Once inside the villain's lair, the heroes are confronted by Psycho-Man's irrelevant lackeys and defeat them. Now, from nowhere, the Human Torch, the Thing and Triton suddenly arrive without explanation, and our veritable army of heroes find themselves confronted by Psycho-Man's creations drawn from their worst nightmares.

With that fight going nowhere, Gorgon shows up from wherever it is he's been and, handily, it turns out his foot-stamping power's the only thing that's effective against Psycho-Man's handiwork, before the Panther, who's been forgot about, launches himself at the villain to stop him. Suddenly, and without warning, from being arguably the greatest American comic book of the 1960s, the strip's lurched into a valley of mediocrity and redundancy it'll rarely escape until after Jack Kirby leaves. So, for some of us, the tale of Psycho-Man represents a minor watershed in comic book history.
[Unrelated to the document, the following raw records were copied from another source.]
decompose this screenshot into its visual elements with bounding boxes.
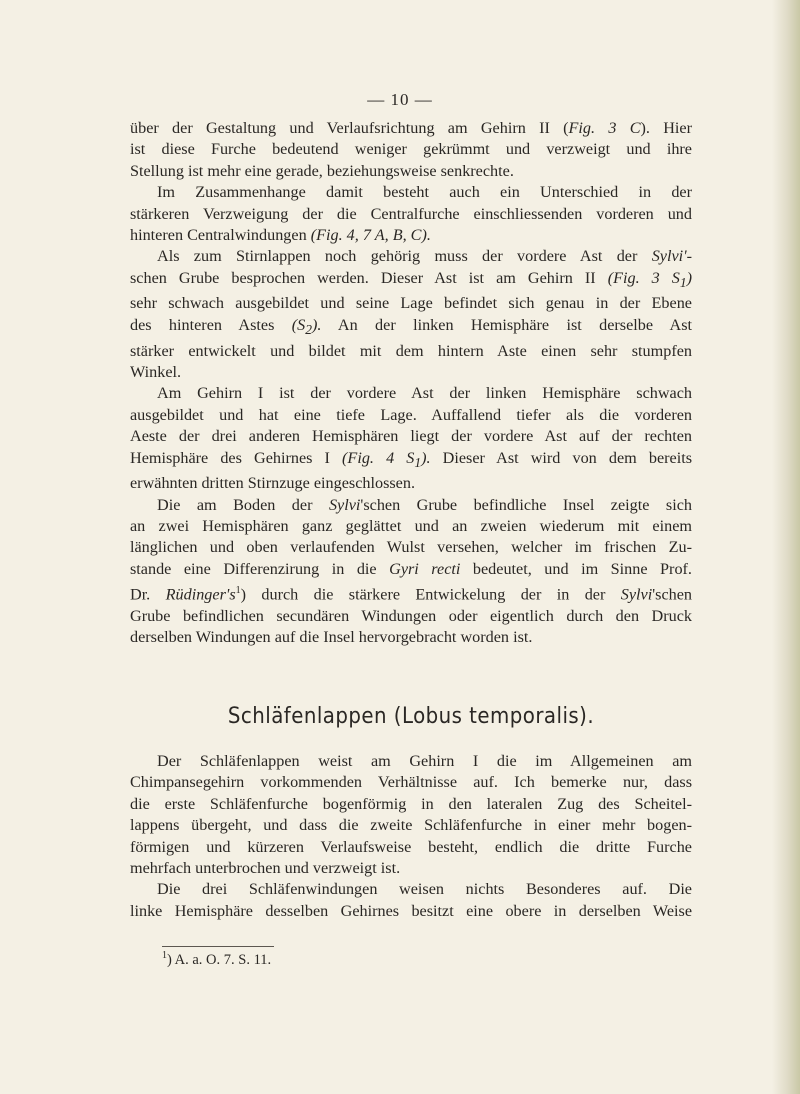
- text-line: Stellung ist mehr eine gerade, beziehungsweise senkrechte.: [130, 161, 514, 180]
- text-line: Die drei Schläfenwindungen weisen nichts Besonderes auf. Die: [157, 880, 692, 899]
- section-heading: Schläfenlappen (Lobus temporalis).: [227, 704, 595, 729]
- text-line: an zwei Hemisphären ganz geglättet und an zweien wiederum mit einem: [130, 517, 692, 536]
- footnote: $^1$) A. a. O. 7. S. 11.: [162, 950, 272, 968]
- text-line: sehr schwach ausgebildet und seine Lage befindet sich genau in der Ebene: [130, 294, 692, 313]
- text-line: länglichen und oben verlaufenden Wulst versehen, welcher im frischen Zu-: [130, 538, 692, 557]
- text-line: Dr. $Rüdinger's^1$) durch die stärkere Entwickelung der in der Sylvi'schen: [130, 585, 693, 604]
- text-line: ausgebildet und hat eine tiefe Lage. Auffallend tiefer als die vorderen: [130, 405, 692, 424]
- text-line: derselben Windungen auf die Insel hervorgebracht worden ist.: [130, 628, 533, 647]
- text-line: Am Gehirn I ist der vordere Ast der linken Hemisphäre schwach: [157, 384, 692, 403]
- text-line: Als zum Stirnlappen noch gehörig muss der vordere Ast der Sylvi'-: [157, 247, 692, 266]
- text-line: Die am Boden der Sylvi'schen Grube befindliche Insel zeigte sich: [157, 495, 692, 514]
- text-line: Aeste der drei anderen Hemisphären liegt der vordere Ast auf der rechten: [130, 427, 692, 446]
- text-line: förmigen und kürzeren Verlaufsweise besteht, endlich die dritte Furche: [130, 837, 692, 856]
- text-line: erwähnten dritten Stirnzuge eingeschlossen.: [130, 474, 415, 493]
- page-number: — 10 —: [367, 90, 433, 109]
- text-line: Im Zusammenhange damit besteht auch ein Unterschied in der: [157, 183, 692, 202]
- text-line: Grube befindlichen secundären Windungen oder eigentlich durch den Druck: [130, 607, 692, 626]
- text-line: ist diese Furche bedeutend weniger gekrümmt und verzweigt und ihre: [130, 140, 692, 159]
- text-line: Winkel.: [130, 362, 182, 381]
- text-line: stärkeren Verzweigung der die Centralfurche einschliessenden vorderen und: [130, 204, 692, 223]
- text-line: stärker entwickelt und bildet mit dem hintern Aste einen sehr stumpfen: [130, 341, 692, 360]
- text-line: stande eine Differenzirung in die Gyri recti bedeutet, und im Sinne Prof.: [130, 559, 692, 578]
- text-line: Hemisphäre des Gehirnes I (Fig. 4 $S_1$). Dieser Ast wird von dem bereits: [130, 448, 693, 470]
- text-line: linke Hemisphäre desselben Gehirnes besitzt eine obere in derselben Weise: [130, 901, 692, 920]
- text-line: mehrfach unterbrochen und verzweigt ist.: [130, 859, 401, 878]
- text-line: die erste Schläfenfurche bogenförmig in den lateralen Zug des Scheitel-: [130, 794, 692, 813]
- text-line: des hinteren Astes $(S_2)$. An der linken Hemisphäre ist derselbe Ast: [130, 315, 692, 338]
- body-text-upper: [130, 118, 692, 649]
- page-edge-shadow: [772, 0, 800, 1094]
- text-line: lappens übergeht, und dass die zweite Schläfenfurche in einer mehr bogen-: [130, 816, 692, 835]
- text-line: über der Gestaltung und Verlaufsrichtung am Gehirn II (Fig. 3 C). Hier: [130, 119, 692, 137]
- text-line: hinteren Centralwindungen (Fig. 4, 7 A, B, C).: [130, 226, 431, 245]
- text-line: Chimpansegehirn vorkommenden Verhältnisse auf. Ich bemerke nur, dass: [130, 773, 692, 792]
- text-line: schen Grube besprochen werden. Dieser Ast ist am Gehirn II (Fig. 3 $S_1$): [130, 268, 693, 291]
- footnote-rule: [162, 946, 274, 947]
- body-text-lower: [130, 751, 692, 922]
- text-line: Der Schläfenlappen weist am Gehirn I die im Allgemeinen am: [157, 752, 692, 770]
Still, not everything was negative about that coach trip. I loved and still love the Barry Smith Avengers yarn and, to my eternal surprise, I still love Don Estelle and Windsor Davies' version of Whispering Grass. The Fantastic Four may have changed on that fatal day but it seems some things will always remain the same.

7 comments:

Simon B said...

I've always thought that story was verging on the incomprehensible. Glad it wasn't just me. However, I can forgive Kirby a lot for the great artwork, even at this late stage in his FF career.
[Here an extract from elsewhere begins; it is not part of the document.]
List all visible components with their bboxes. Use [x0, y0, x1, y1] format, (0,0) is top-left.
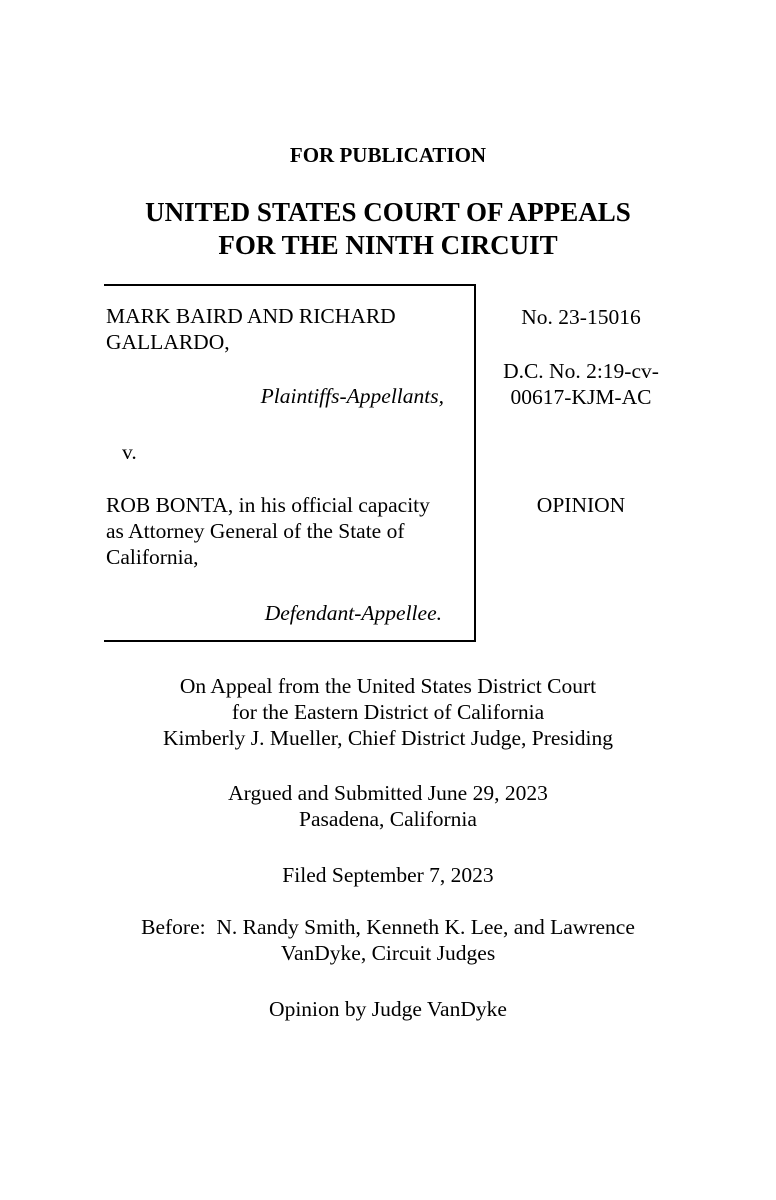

I had a couple of great holidays in Blackpool in the '80s, one of the highlights being finding a market stall that sold loads of Silver Age Marvels - back when they were still affordable :-)

Steve said...

I couldn't comment on the 1980s but in the 1970s Blackpool felt like a mecca for American comic books. It seemed like every shop and indoor market you went in was knee-deep in them.

Lazarus Lupin said...

It's a shame the story was set on "puree" the Psycho Man had potential for great villainy. I love the idea of an itty bitty man in a human robot. For one thing if you catch him how do you know he hasn't sliped out some pore sized back door?

Lazarus Lupin
http://strangespanner.blogspot.com/
art and review

Anonymous said...

Hi Steve - I remember reading that in MWOM and finding it incomprehensible to the point where I was sure that it had been printed in the wrong order! The plot just jumps. Many years later, I read the original and it didn’t seem so bad, but by that time my MWOM’s were vacuum-sealed in the attic. Clearly, you have FF Annual 5 there, do you have the MWOM anywhere to hand? I would love to know, after all these years, if it was mis-printed.
Cheers
Richard

Steve said...

Sadly I don't have either the annual or MWOM. My version of the tale's in Essential Fantastic Four Vol 4, so I couldn't say if MWOM reprinted the pages in the wrong order. I remember commenting elsewhere that they reprinted the Captain Marvel story in Titans #1 in the wrong order, so Marvel UK certainly had form when it came to such things.

Yatz said...

Reading my essentials, nowadays, it's hard to get over how corny Lee's writing was. But, say what you will - the man knew how to tell a story, and, teamed-up with the mighty King Kirby, one of the greatest graphic story-tellers in history, this was awesomeness that very much holds to this day (specifically the run bookended by the introduction of the Inhumans and this story). One of my greatest regrets is that Kirby never got a partner who could help channel his Fourth World creative explosion into a coherent story.

Dougie said...

I'm pretty sure a couple of the latter pages in the first half of the MWOM reprint WERE in the wrong order. However, I haven't looked at it in years.

My earliest FF memories are of Kirby's last year and a half. I know he's breaking virtually no new ground (apart from the Prisoner homage, maybe) but they're so beautiful!